(excerpts from the Preface of Conifers Around the World)
Bringing this book project to fruition has been part of a decades-long labor of love exploring and documenting woody plants and their habitats across the temperate zones. We have spent over 2000 days in the field over a period of 16 years (1990–2006), visiting many regions and countries on every continent except Antarctica. We have been supported by colleagues, scholars, local guides and enthusiasts, and over 160 fieldwork volunteers and many others who believed in and made valuable contributions to this project, and now we wish to share our efforts with you. This new publication, begun in 2003, is a much-expanded English-language version of Fenyők a Föld Körül (Conifers Around the Earth), which we published in 2000 in Hungarian, and it covers most of the conifers native to the temperate and adjacent regions of the world (over 500 taxa) presented in more than 3700 color photographs. Distribution maps of all discussed taxa, habitat photographs, a Bark Gallery, and nearly 1300 morphological drawings are also included.
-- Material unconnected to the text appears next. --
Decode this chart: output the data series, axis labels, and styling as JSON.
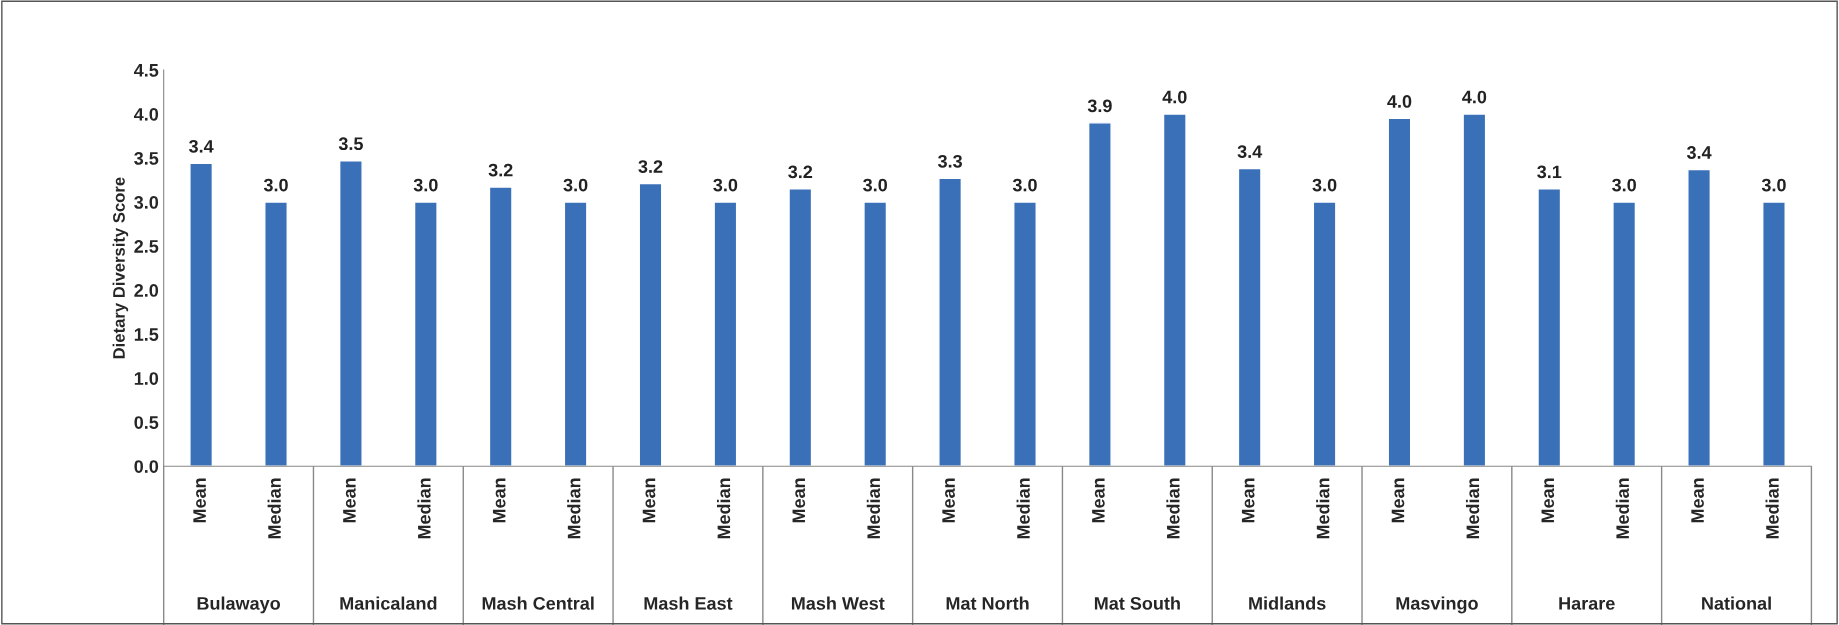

Fieldwork is the foundation upon which this book is built. It was important to us to document these conifers primarily in their natural habitats, which provides the broadest context for their study. Finding, photographing, and collecting hundreds of taxa required extensive travel. For example, just in order to find some missing links in the documentation since the publication of Fenyők a Föld Körül, our itinerary (which completed most of the fieldwork for this edition) included travel to China and Mexico three times and Vietnam twice, as well as single trips to the southwestern United States, Canada, the West Indies, Nepal, Himachal Pradesh and Sikkim in India, Central Asia, and North Africa.
Publication of this book represents an important milestone on the road to a long-envisioned but not-yet-realized goal: a comprehensive and richly illustrated “dendrological atlas”. We began our scientific documentation of woody flora (dendroflora) in the 1970s at the Botanical Department of the Museum of Natural History in Budapest, Hungary. As part of a small team working in the field and in arboreta to document as much of the temperate-world dendroflora as possible, we envisioned incorporating our artist team’s detailed drawings and photographs into this atlas. Our extensive research travel had already revealed how rapidly our natural world is shrinking, and photographing undisturbed habitats became a major task with the goal that the best sites would be recorded and presented to the public as an educational tool. We also needed detailed photographs of the forest’s woody components, which (along with the herbarium specimens) helped the artist team to complete 3-dimensional compositions. Toward this end, we launched the ongoing Dendrological Documentation Project (DDP).
In 1988, our team received a Mercer Fellowship to the Arnold Arboretum of Harvard University, and in 1991 we were involved in the formation of the International Dendrological Research Institute (IDRI), which has allowed us to continue our DDP work. A Massachusetts-based nonprofit organization dedicated to research and education, IDRI’s primary focus has been on completing the documentation of the temperate gymnosperms and their habitats. Gymnosperms, a comparatively smaller group numbering nearly 1200 taxa worldwide, are distinct from flowering plants (angiosperms, est. >400,000 species) in that their seeds (or at least their ovules) are not enclosed in a carpellary structure (gymno=naked, sperma=seed). In the systematic ordering of temperate dendroflora, gymnosperms come first, and conifers, with about 800 taxa, are the largest group of gymnosperms (others are cycads, Ephedra, Gnetum, Welwitschia, and Ginkgo). Traditional ordering aside, however, we had many other compelling reasons to focus on conifers.
Conifers’ light, soft, durable, finely grained wood has inspired generations of builders and artists, but demand which is supplied by increasingly destructive mechanized harvesting worldwide has grown to the point of alarm, both for individual species and for their ecosystems. Fortunately, and despite industry efforts to convince the public that a monoculture tree farm is “just like” a forest, increasing numbers of governments, organizations, groups, and individuals are taking responsibility for protecting trees and their habitats. The number of reserves, both large and small, is growing, as are efforts to influence forestry-related public policy decisions.
We remain optimistic and hold high hope for the preservation of forest diversity, including conifers and their habitats. Our hopes are that conifer preservation will extend beyond a species-by-species perspective to embrace entire habitats, that the profession of forestry will turn away from faceless extractive industry and embrace stewardship, and that the economic value of timber will be balanced by the intrinsic value of natural forests whether they are in large parks, reserves, or tiny sanctuaries.